Hingga malam resepsi tak ada yang berubah dari wajah sang
mempelai wanita, ia tetap terlihat berseri-seri, senyumnya yang indah seakan
memperlihatkan betapa sempurnanya ia malam ini. Qhalisah memang terkenal
sebagai gadis yang cantik nan sholehah, semua orang di sekitarnya pun tau akan
hal itu, dan tidaklah heran jika resepsinya malam ini sengaja di buat
sesempurna mungkin tanpa memikirkan biaya lagi.
“Bunda, Qhalisah mau kekamar sebentar mau shalat isya
dulu.”
“Nanti saja nak, banyak tamu undangan, masa kamu mau
meninggalkan suami mu sendiri !” Sergah bundanya.
“Kenapa bunda? Hanya 5 menit bukan waktu yang lama,
apa bunda takut make up aku luntur karena ber-wudhu? Sesungguhnya biarlah aku
tak terlihat cantik di hadapan manusia namun nampak cantik dihadapan allah.”
Sang bunda mengizinkannya pergi meninggalkan resepsi.
Qhalisah tak pernah mau meninggalkan shalat 5 waktu dalam keadaan apapun selagi
ia masih sanggup melakukannya.
Dengan gaun pengantin yang ia kenakan, ia melaksanakan shalat
isya, namun allah berkehendak lain di sujud terakhirnya allah menjemput sang
pengantin, allah mengambil nyawa hamba yang ia cintai ini. Dengan gaun
pengantin putih dalam keadaan sujud sang pengantin dijemput kembali ke
rahmatullah allah.
“Lohh nona Qhalishah, bukannya saya sudah bilang biar
saya yang ambilkan bunganya.”
Tegur sang pembantu sembari meraih bunga pengantin di meja
rias, di tolehnya kembali Qhalishah tak kunjung bangkit dari sujudnya, dengan
hati-hati ia mendekati sang pembantu.
“Nyonyaaa… Nyonya !!” Teriaknya penuh kecemasan.
Suasana kamar menjadi dingin dan hening tak ada sepatah
katapun yang keluar dari mulut mereka yang berdatangan di kamar pengantin.

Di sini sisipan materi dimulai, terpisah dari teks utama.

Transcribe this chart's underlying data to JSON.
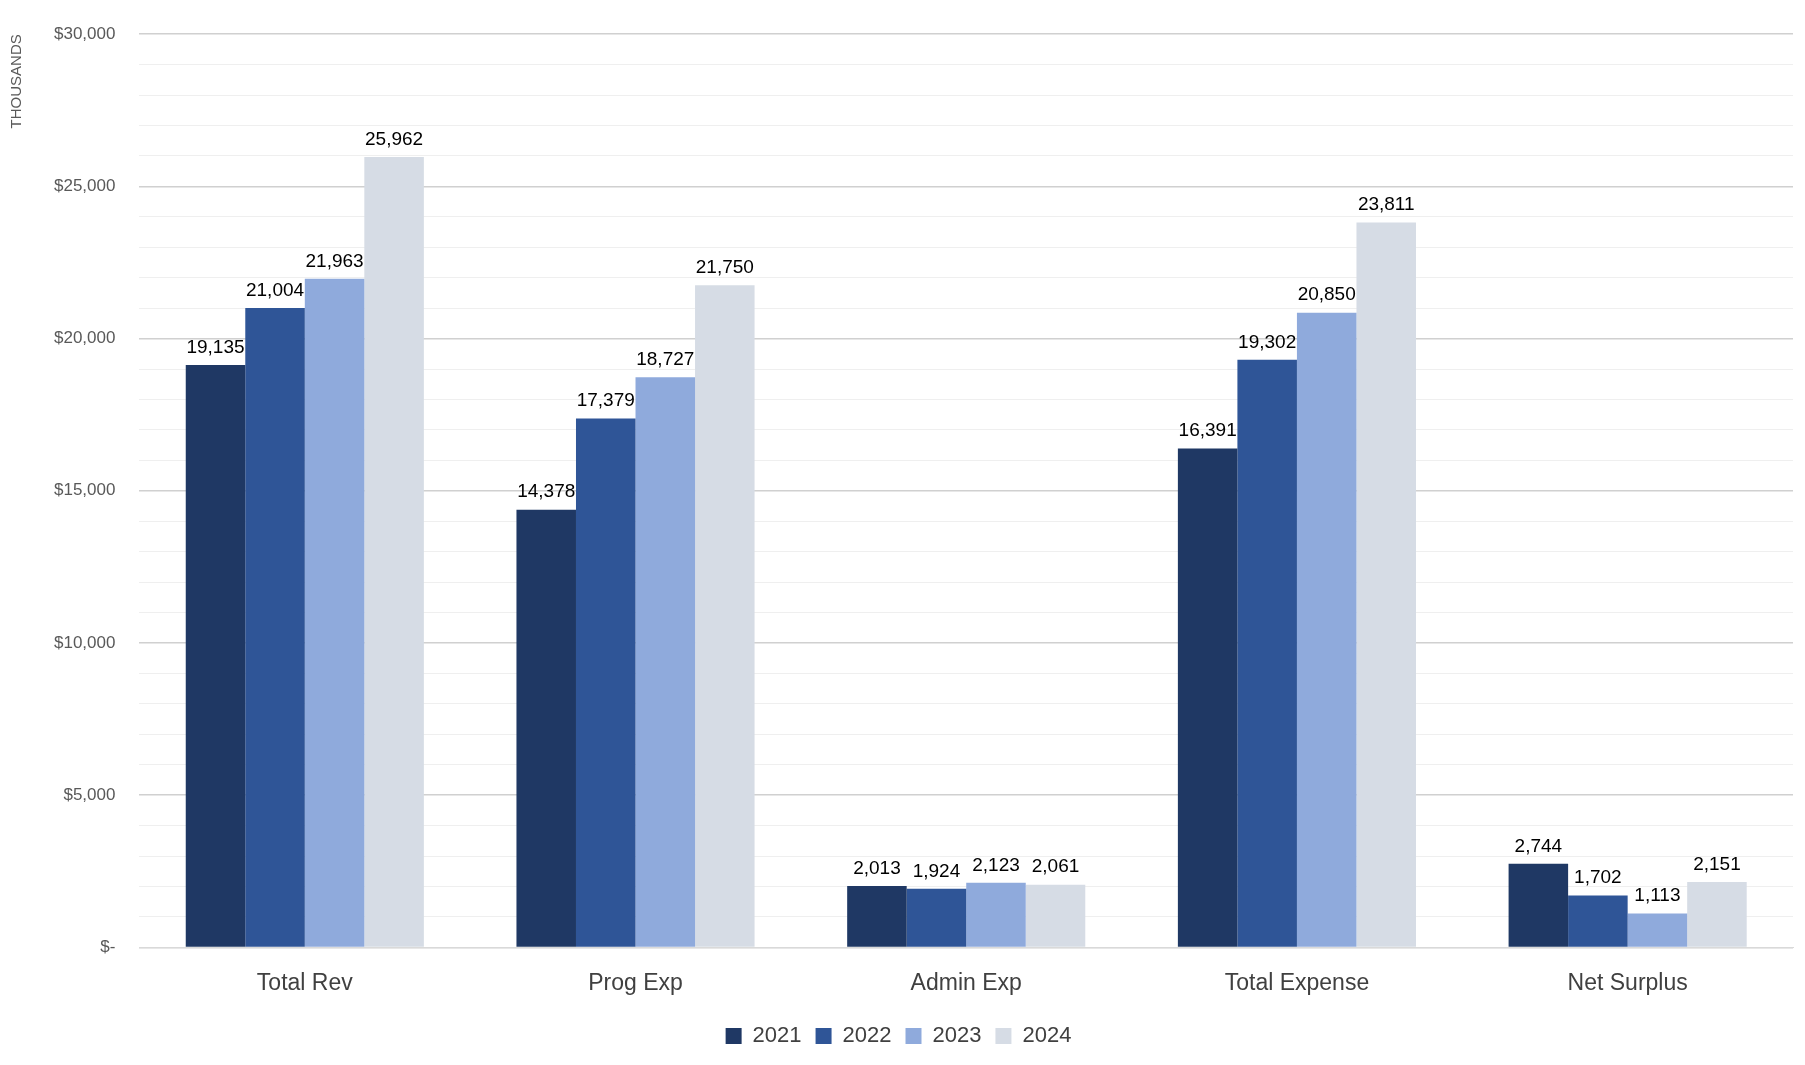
{
  "chart_data": {
    "type": "bar",
    "ylabel": "THOUSANDS",
    "categories": [
      "Total Rev",
      "Prog Exp",
      "Admin Exp",
      "Total Expense",
      "Net Surplus"
    ],
    "series": [
      {
        "name": "2021",
        "color": "#1f3864",
        "values": [
          19135,
          14378,
          2013,
          16391,
          2744
        ],
        "value_labels": [
          "19,135",
          "14,378",
          "2,013",
          "16,391",
          "2,744"
        ]
      },
      {
        "name": "2022",
        "color": "#2f5597",
        "values": [
          21004,
          17379,
          1924,
          19302,
          1702
        ],
        "value_labels": [
          "21,004",
          "17,379",
          "1,924",
          "19,302",
          "1,702"
        ]
      },
      {
        "name": "2023",
        "color": "#8faadc",
        "values": [
          21963,
          18727,
          2123,
          20850,
          1113
        ],
        "value_labels": [
          "21,963",
          "18,727",
          "2,123",
          "20,850",
          "1,113"
        ]
      },
      {
        "name": "2024",
        "color": "#d6dce5",
        "values": [
          25962,
          21750,
          2061,
          23811,
          2151
        ],
        "value_labels": [
          "25,962",
          "21,750",
          "2,061",
          "23,811",
          "2,151"
        ]
      }
    ],
    "ylim": [
      0,
      30000
    ],
    "yticks": [
      {
        "value": 0,
        "label": "$-"
      },
      {
        "value": 1000,
        "label": null
      },
      {
        "value": 2000,
        "label": null
      },
      {
        "value": 3000,
        "label": null
      },
      {
        "value": 4000,
        "label": null
      },
      {
        "value": 5000,
        "label": "$5,000"
      },
      {
        "value": 6000,
        "label": null
      },
      {
        "value": 7000,
        "label": null
      },
      {
        "value": 8000,
        "label": null
      },
      {
        "value": 9000,
        "label": null
      },
      {
        "value": 10000,
        "label": "$10,000"
      },
      {
        "value": 11000,
        "label": null
      },
      {
        "value": 12000,
        "label": null
      },
      {
        "value": 13000,
        "label": null
      },
      {
        "value": 14000,
        "label": null
      },
      {
        "value": 15000,
        "label": "$15,000"
      },
      {
        "value": 16000,
        "label": null
      },
      {
        "value": 17000,
        "label": null
      },
      {
        "value": 18000,
        "label": null
      },
      {
        "value": 19000,
        "label": null
      },
      {
        "value": 20000,
        "label": "$20,000"
      },
      {
        "value": 21000,
        "label": null
      },
      {
        "value": 22000,
        "label": null
      },
      {
        "value": 23000,
        "label": null
      },
      {
        "value": 24000,
        "label": null
      },
      {
        "value": 25000,
        "label": "$25,000"
      },
      {
        "value": 26000,
        "label": null
      },
      {
        "value": 27000,
        "label": null
      },
      {
        "value": 28000,
        "label": null
      },
      {
        "value": 29000,
        "label": null
      },
      {
        "value": 30000,
        "label": "$30,000"
      }
    ],
    "grid": "y",
    "legend": "bottom"
  }
}
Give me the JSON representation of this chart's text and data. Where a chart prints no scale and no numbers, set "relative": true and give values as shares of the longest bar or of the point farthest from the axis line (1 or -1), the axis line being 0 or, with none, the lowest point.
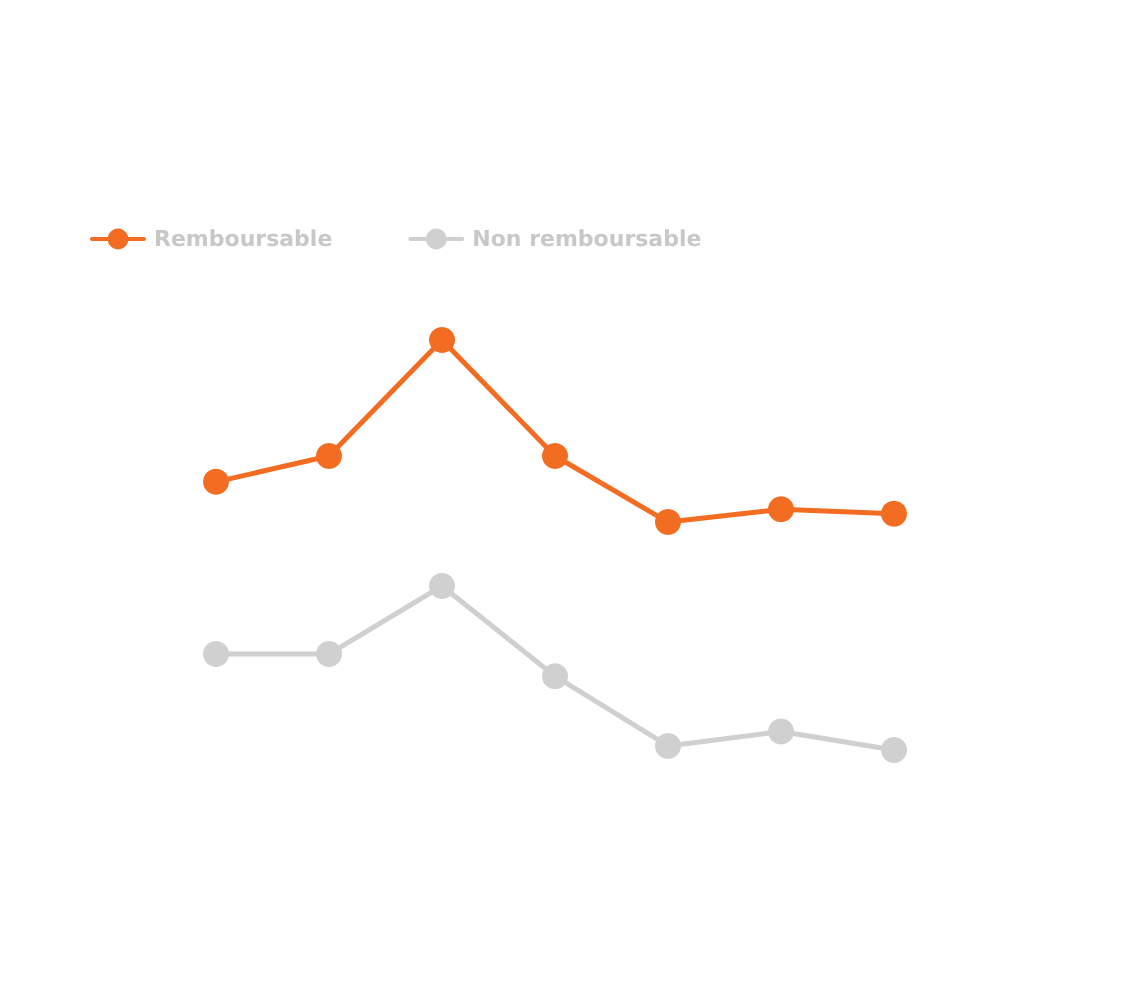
{
  "chart_data": {
    "type": "line",
    "relative": true,
    "legend": "top left",
    "marker": "circle",
    "categories": [
      null,
      null,
      null,
      null,
      null,
      null,
      null
    ],
    "series": [
      {
        "name": "Remboursable",
        "color": "#f26d21",
        "values": [
          0.654,
          0.717,
          1,
          0.717,
          0.556,
          0.587,
          0.576
        ]
      },
      {
        "name": "Non remboursable",
        "color": "#d0d0d0",
        "values": [
          0.234,
          0.234,
          0.4,
          0.18,
          0.01,
          0.045,
          0
        ]
      }
    ]
  }
}
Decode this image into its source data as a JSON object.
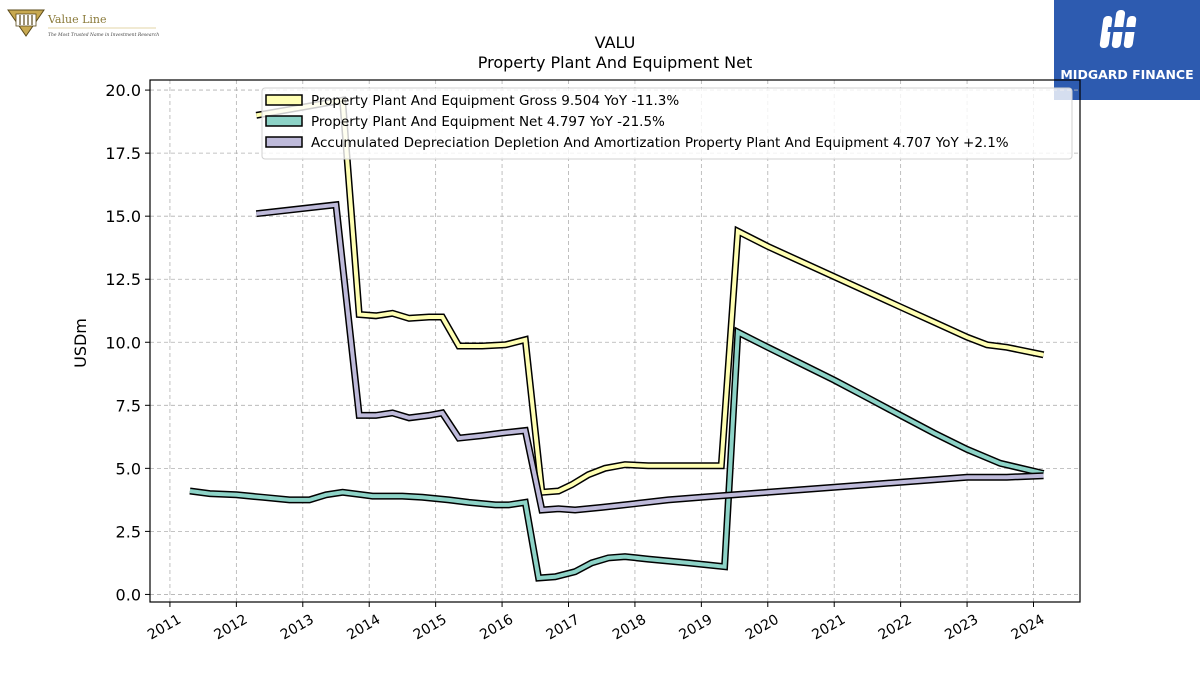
{
  "branding": {
    "valueline_name": "Value Line",
    "valueline_tagline": "The Most Trusted Name in Investment Research",
    "midgard_name": "MIDGARD FINANCE"
  },
  "chart_data": {
    "type": "line",
    "title": "VALU",
    "subtitle": "Property Plant And Equipment Net",
    "ylabel": "USDm",
    "xlabel": "",
    "xlim": [
      2010.7,
      2024.7
    ],
    "ylim": [
      -0.3,
      20.4
    ],
    "yticks": [
      0.0,
      2.5,
      5.0,
      7.5,
      10.0,
      12.5,
      15.0,
      17.5,
      20.0
    ],
    "ytick_labels": [
      "0.0",
      "2.5",
      "5.0",
      "7.5",
      "10.0",
      "12.5",
      "15.0",
      "17.5",
      "20.0"
    ],
    "xticks": [
      2011,
      2012,
      2013,
      2014,
      2015,
      2016,
      2017,
      2018,
      2019,
      2020,
      2021,
      2022,
      2023,
      2024
    ],
    "xtick_labels": [
      "2011",
      "2012",
      "2013",
      "2014",
      "2015",
      "2016",
      "2017",
      "2018",
      "2019",
      "2020",
      "2021",
      "2022",
      "2023",
      "2024"
    ],
    "grid": true,
    "legend_position": "top",
    "series": [
      {
        "name": "Property Plant And Equipment Gross",
        "legend_label": "Property Plant And Equipment Gross  9.504 YoY -11.3%",
        "color": "#ffffb3",
        "points": [
          [
            2012.3,
            19.0
          ],
          [
            2013.6,
            19.6
          ],
          [
            2013.85,
            11.1
          ],
          [
            2014.1,
            11.05
          ],
          [
            2014.35,
            11.15
          ],
          [
            2014.6,
            10.95
          ],
          [
            2014.9,
            11.0
          ],
          [
            2015.1,
            11.0
          ],
          [
            2015.35,
            9.85
          ],
          [
            2015.7,
            9.85
          ],
          [
            2016.05,
            9.9
          ],
          [
            2016.35,
            10.1
          ],
          [
            2016.6,
            4.05
          ],
          [
            2016.85,
            4.1
          ],
          [
            2017.05,
            4.35
          ],
          [
            2017.3,
            4.75
          ],
          [
            2017.55,
            5.0
          ],
          [
            2017.85,
            5.15
          ],
          [
            2018.2,
            5.1
          ],
          [
            2018.8,
            5.1
          ],
          [
            2019.3,
            5.1
          ],
          [
            2019.55,
            14.4
          ],
          [
            2020.0,
            13.8
          ],
          [
            2020.5,
            13.2
          ],
          [
            2021.0,
            12.6
          ],
          [
            2021.5,
            12.0
          ],
          [
            2022.0,
            11.4
          ],
          [
            2022.5,
            10.8
          ],
          [
            2023.0,
            10.2
          ],
          [
            2023.3,
            9.9
          ],
          [
            2023.6,
            9.8
          ],
          [
            2024.15,
            9.504
          ]
        ]
      },
      {
        "name": "Property Plant And Equipment Net",
        "legend_label": "Property Plant And Equipment Net  4.797 YoY -21.5%",
        "color": "#8dd3c7",
        "points": [
          [
            2011.3,
            4.1
          ],
          [
            2011.6,
            4.0
          ],
          [
            2012.0,
            3.95
          ],
          [
            2012.4,
            3.85
          ],
          [
            2012.8,
            3.75
          ],
          [
            2013.1,
            3.75
          ],
          [
            2013.35,
            3.95
          ],
          [
            2013.6,
            4.05
          ],
          [
            2013.9,
            3.95
          ],
          [
            2014.05,
            3.9
          ],
          [
            2014.5,
            3.9
          ],
          [
            2014.8,
            3.85
          ],
          [
            2015.2,
            3.75
          ],
          [
            2015.5,
            3.65
          ],
          [
            2015.9,
            3.55
          ],
          [
            2016.1,
            3.55
          ],
          [
            2016.35,
            3.65
          ],
          [
            2016.55,
            0.65
          ],
          [
            2016.8,
            0.7
          ],
          [
            2017.1,
            0.9
          ],
          [
            2017.35,
            1.25
          ],
          [
            2017.6,
            1.45
          ],
          [
            2017.85,
            1.5
          ],
          [
            2018.2,
            1.4
          ],
          [
            2018.8,
            1.25
          ],
          [
            2019.35,
            1.1
          ],
          [
            2019.55,
            10.4
          ],
          [
            2020.0,
            9.8
          ],
          [
            2020.5,
            9.15
          ],
          [
            2021.0,
            8.5
          ],
          [
            2021.5,
            7.8
          ],
          [
            2022.0,
            7.1
          ],
          [
            2022.5,
            6.4
          ],
          [
            2023.0,
            5.75
          ],
          [
            2023.5,
            5.2
          ],
          [
            2024.15,
            4.797
          ]
        ]
      },
      {
        "name": "Accumulated Depreciation Depletion And Amortization Property Plant And Equipment",
        "legend_label": "Accumulated Depreciation Depletion And Amortization Property Plant And Equipment  4.707 YoY +2.1%",
        "color": "#bebada",
        "points": [
          [
            2012.3,
            15.1
          ],
          [
            2013.5,
            15.45
          ],
          [
            2013.85,
            7.1
          ],
          [
            2014.1,
            7.1
          ],
          [
            2014.35,
            7.2
          ],
          [
            2014.6,
            7.0
          ],
          [
            2014.9,
            7.1
          ],
          [
            2015.1,
            7.2
          ],
          [
            2015.35,
            6.2
          ],
          [
            2015.7,
            6.3
          ],
          [
            2016.0,
            6.4
          ],
          [
            2016.35,
            6.5
          ],
          [
            2016.6,
            3.35
          ],
          [
            2016.85,
            3.4
          ],
          [
            2017.1,
            3.35
          ],
          [
            2017.5,
            3.45
          ],
          [
            2018.0,
            3.6
          ],
          [
            2018.5,
            3.75
          ],
          [
            2019.0,
            3.85
          ],
          [
            2019.5,
            3.95
          ],
          [
            2020.0,
            4.05
          ],
          [
            2020.5,
            4.15
          ],
          [
            2021.0,
            4.25
          ],
          [
            2021.5,
            4.35
          ],
          [
            2022.0,
            4.45
          ],
          [
            2022.5,
            4.55
          ],
          [
            2023.0,
            4.65
          ],
          [
            2023.3,
            4.65
          ],
          [
            2023.6,
            4.65
          ],
          [
            2024.15,
            4.707
          ]
        ]
      }
    ]
  }
}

“Lalu.. Siapa yang menjadi pengantin ku di pelaminan
tadi bu?” Tanya mempelai pria.
Tak ada jawaban, semua melempar pandangan penuh pertanyaan
siapa pengantin wanita di sana, sedangkan di kamar pengantin Qhalisah meninggal
pada saat masih dalam keadaan sujud, Dan baru diketahui sementara resepsi masih
berlangsung.
Sang bunda diam membisu, mengingat kalimat Qhalishah, sangat
jelas di ingatannya saat sang putri berpamitan untuk shalat isya, apa mungkin
itu pamitannya untuk pergi slamanya juga? Allahu alam.